Pemikiran politik Islam memiliki manhaj atau metodenya (fikrah dan thariqoh) tersendiri, di mana kajiannya tidak semata-mata mendasarkan pada kasus-kasus yang bersifat empiris belaka, tetapi juga berdasarkan pada sumber rujukan utama, yaitu al-Qur`an dan Sunnah Nabi.

 

Oleh karena itu, jika fikrah ini tidak dipahami dengan benar, maka kesadaran umat tentang relasi agama dengan negara akan menjadi tidak jelas atau bias, dan bahkan tidak dapat dibedakan mana pemikiran pemikiran politik Islam dan mana pemikiran politik barat sekuler. Telah banyak diketahui bahwa muncul banyaknya intelektual muslim yang sekuler dan liberal karena terkena virus pemikiran barat.  

 

Rasulullah adalah teladan sempurna dalam mewujudkan fikrah dan tariqoh politik Islam dengan menjadikan Madinah sebagai negara Islam pertama dibawah kepemimpinan beliau dan dilanjutkan oleh khalifah yang empat, dan dilanjutkan lagi dengan kekhalifahan umayyah, abbasiyah dan utsmaniyah. Rasulullah menolak permintaan para pembesar kaum Quraisy untuk bergabung dengan pemerintahan mereka.

 

Namun Rasulullah memilih manhaj Islam sebagai dasar mendirikan negara Islam. Inilah juga yang seharusnya disadari oleh umat Islam hari ini, yakni wajib menolak paham sekulerisme dan liberalisme, namun istiqomah kepada fikrah dan thariqoh Islam dalam memperjuangkan kembali tegaknya khilafah masa depan.

 

Adalah fakta sejarah penolakan Rasulullah atas tawaran bergabung dengan pemerintah jahiliah.
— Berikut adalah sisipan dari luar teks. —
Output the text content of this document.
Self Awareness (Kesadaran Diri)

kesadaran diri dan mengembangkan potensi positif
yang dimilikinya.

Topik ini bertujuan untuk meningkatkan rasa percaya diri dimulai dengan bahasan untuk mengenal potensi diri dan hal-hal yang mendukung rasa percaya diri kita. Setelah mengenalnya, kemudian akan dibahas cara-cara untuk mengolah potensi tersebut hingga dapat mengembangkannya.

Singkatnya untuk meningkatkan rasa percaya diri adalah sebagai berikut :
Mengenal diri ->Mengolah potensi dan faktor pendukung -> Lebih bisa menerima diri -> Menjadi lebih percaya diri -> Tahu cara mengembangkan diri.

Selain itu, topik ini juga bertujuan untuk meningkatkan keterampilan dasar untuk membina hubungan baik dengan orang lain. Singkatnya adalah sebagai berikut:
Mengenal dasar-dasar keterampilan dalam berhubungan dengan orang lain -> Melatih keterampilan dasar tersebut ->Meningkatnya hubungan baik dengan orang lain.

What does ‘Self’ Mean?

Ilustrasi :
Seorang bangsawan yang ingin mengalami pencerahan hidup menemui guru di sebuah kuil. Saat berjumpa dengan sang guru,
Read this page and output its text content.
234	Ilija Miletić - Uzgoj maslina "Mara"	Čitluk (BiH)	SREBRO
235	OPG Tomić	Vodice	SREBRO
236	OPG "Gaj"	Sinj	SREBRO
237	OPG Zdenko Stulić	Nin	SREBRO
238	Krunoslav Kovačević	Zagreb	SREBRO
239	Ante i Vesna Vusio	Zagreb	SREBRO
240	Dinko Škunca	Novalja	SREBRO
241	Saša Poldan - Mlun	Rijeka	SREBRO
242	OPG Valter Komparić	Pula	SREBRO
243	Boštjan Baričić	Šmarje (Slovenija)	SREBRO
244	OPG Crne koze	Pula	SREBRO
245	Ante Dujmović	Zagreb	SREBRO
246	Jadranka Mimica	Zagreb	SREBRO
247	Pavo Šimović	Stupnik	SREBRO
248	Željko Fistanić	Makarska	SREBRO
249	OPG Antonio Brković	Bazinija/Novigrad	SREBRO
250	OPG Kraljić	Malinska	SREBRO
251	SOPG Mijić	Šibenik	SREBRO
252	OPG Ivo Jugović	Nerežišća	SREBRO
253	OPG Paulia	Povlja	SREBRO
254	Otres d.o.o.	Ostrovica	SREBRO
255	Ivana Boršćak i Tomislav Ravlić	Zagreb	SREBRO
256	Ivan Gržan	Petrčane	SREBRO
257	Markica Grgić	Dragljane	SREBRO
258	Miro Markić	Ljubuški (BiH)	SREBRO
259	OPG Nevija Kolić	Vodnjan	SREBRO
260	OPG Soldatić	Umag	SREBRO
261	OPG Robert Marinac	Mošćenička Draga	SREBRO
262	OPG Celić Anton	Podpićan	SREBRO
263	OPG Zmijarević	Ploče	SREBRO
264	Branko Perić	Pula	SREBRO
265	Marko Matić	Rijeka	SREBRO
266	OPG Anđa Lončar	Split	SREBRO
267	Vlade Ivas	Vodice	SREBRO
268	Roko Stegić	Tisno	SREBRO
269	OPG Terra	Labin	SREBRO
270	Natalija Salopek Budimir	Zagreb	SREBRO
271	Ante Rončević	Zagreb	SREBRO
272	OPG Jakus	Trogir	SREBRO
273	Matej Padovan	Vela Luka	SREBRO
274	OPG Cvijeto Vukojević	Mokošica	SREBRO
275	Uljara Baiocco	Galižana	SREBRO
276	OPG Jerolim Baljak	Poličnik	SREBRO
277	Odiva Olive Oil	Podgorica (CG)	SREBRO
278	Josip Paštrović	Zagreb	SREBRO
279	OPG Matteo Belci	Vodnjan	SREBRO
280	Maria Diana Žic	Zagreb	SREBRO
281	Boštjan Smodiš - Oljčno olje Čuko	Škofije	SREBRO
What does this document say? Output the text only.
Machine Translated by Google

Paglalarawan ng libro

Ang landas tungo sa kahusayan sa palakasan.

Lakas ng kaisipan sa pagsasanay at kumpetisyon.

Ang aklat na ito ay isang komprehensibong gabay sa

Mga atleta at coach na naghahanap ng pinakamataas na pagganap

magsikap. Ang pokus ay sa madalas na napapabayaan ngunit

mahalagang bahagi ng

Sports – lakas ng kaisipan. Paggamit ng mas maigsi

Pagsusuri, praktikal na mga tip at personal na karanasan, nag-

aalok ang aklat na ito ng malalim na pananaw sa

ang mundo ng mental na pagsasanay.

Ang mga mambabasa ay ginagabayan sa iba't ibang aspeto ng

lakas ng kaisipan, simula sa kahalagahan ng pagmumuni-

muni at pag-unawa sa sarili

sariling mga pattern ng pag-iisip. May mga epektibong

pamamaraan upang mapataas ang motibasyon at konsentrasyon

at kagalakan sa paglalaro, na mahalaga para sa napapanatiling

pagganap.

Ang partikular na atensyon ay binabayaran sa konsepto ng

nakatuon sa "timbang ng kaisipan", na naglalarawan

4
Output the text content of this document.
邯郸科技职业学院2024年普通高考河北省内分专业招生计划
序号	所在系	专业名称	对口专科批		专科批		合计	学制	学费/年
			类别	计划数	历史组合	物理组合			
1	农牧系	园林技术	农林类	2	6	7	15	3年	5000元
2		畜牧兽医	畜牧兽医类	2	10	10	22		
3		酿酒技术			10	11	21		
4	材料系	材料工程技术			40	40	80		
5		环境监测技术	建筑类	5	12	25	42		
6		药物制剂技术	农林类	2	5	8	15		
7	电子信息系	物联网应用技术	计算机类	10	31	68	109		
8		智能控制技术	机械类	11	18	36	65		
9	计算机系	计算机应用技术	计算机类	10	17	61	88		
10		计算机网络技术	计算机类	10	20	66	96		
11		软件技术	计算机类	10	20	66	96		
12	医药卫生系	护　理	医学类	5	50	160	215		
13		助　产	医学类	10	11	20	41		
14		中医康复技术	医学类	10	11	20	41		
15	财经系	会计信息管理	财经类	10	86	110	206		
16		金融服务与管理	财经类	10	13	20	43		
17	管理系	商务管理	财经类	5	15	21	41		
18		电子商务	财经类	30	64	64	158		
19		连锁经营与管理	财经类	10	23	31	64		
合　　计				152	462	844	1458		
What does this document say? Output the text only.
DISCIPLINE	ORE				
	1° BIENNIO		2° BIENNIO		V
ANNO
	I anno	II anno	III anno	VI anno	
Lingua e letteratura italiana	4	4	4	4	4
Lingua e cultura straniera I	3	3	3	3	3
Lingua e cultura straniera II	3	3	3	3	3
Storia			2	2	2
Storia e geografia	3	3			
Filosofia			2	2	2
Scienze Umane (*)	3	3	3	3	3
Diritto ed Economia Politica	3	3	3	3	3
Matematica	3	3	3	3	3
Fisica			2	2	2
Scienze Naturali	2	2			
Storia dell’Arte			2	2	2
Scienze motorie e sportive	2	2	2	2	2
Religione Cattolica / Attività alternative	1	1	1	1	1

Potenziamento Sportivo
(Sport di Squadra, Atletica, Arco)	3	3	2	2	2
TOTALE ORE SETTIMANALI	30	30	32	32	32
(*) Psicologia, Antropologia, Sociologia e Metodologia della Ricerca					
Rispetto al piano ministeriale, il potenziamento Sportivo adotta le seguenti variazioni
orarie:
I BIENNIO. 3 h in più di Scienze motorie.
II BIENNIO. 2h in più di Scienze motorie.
Ketika 'utbah mendatangi Nabi Muhammad Saw, lalu 'Utbah berkata kepadanya,"Ya Muhammad, siapa yang lebih baik Engkau  ataukah Hasyim?  Siapakah yang lebih baik Engkau ataukah Abdul Muthalib ? Siapakah yang lebih baik Engkau  ataukah Abdullah? maka Nabi Muhammad shallallahu alaihi wasallam tidak menjawabnya.

 

Kemudian 'Utbah berkata Mengapa engkau mencela tuhan-tuhan kami dan menyesatkan nenek moyang kami? ‘Kalau saja kamu menginginkan kepemimpinan, maka kami mengangkat panji-panji kami untukmu, dan kamu akan menjadi pemimpin kami selama kamu masih ada, dan jika kamu menginginkan nikah, maka kami akan menikahkan kamu dengan sepuluh istri, yang mana kamu boleh pilih di antara mereka dari putri-putri Quraisy yang kamu kehendaki, dan jika kamu menginginkan harta maka Kami kumpulkan untukmu dari kekayaan kami yang dengannya kamu dan keturunanmu setelahmu sudah tidak memerlukan (harta lain)’.

 

Syekh al-Buthi menyebutkan, dalam riwayat Ibnu Hisyam dari Ibnu Ishaq bahwa Utbah bin Rabiah (seorang cerdik dan pandai dari suku Quraisy) berkata kepada para pemuka Quraisy yang berkumpul untuk merundingkan sikap dan langkah mereka menghadapi gerakan dakwah Nabi Muhammad. Dia mengatakan, “Wahai Quraisy, mungkin langkah yang baik adalah aku menemui dan ngobrol langsung dengan Muhammad, lalu menawarinya beberapa hal. Barangkali dia mau menerima salah satu yang kita tawarkan kemudian kita memberinya apa pun yang dia inginkan agar dia tak lagi menyusahkan kita.”   Mereka menjawab, “Benar, wahai Abu al-Walid, kami menyetujui usulmu. Pergi dan bicaralah kepadanya.”  

 

Maka, Utbah datang menemui Rasulullah lalu berkata, “Wahai anak saudaraku, kau adalah bagian dari kami. Sungguh sejak dulu kami telah mengenal kejujuran, kesantunan, dan kemuliaan silsilah keluargamu. Namun, kau telah membawa masalah yang sangat besar kepada kaummu. Apa yang kaubawa itu telah merusak persatuan mereka dan merendahkan cita-cita mereka. Jadi, dengarkanlah baik-baik. Aku datang sebagai utusan kaummu untuk menawarimu beberapa hal, mungkin kau mau menerima salah satunya.”

 

Rasulullah membaca Surah Fussilat dari ayat pertama sampai ayat ke 13: Haamiiim, Diturunkan dari Tuhan Yang Maha Pemurah lagi Maha Penyayang. Kitab yang dijelaskan ayat-ayatnya, yakni bacaan dalam bahasa Arab, untuk kaum yang mengetahui, (QS fussilat 1-3). Jika mereka berpaling maka katakanlah: "Aku telah memperingatkan kamu dengan petir, seperti petir yang menimpa kaum 'Aad dan Tsamud". (QS Fussilat 13).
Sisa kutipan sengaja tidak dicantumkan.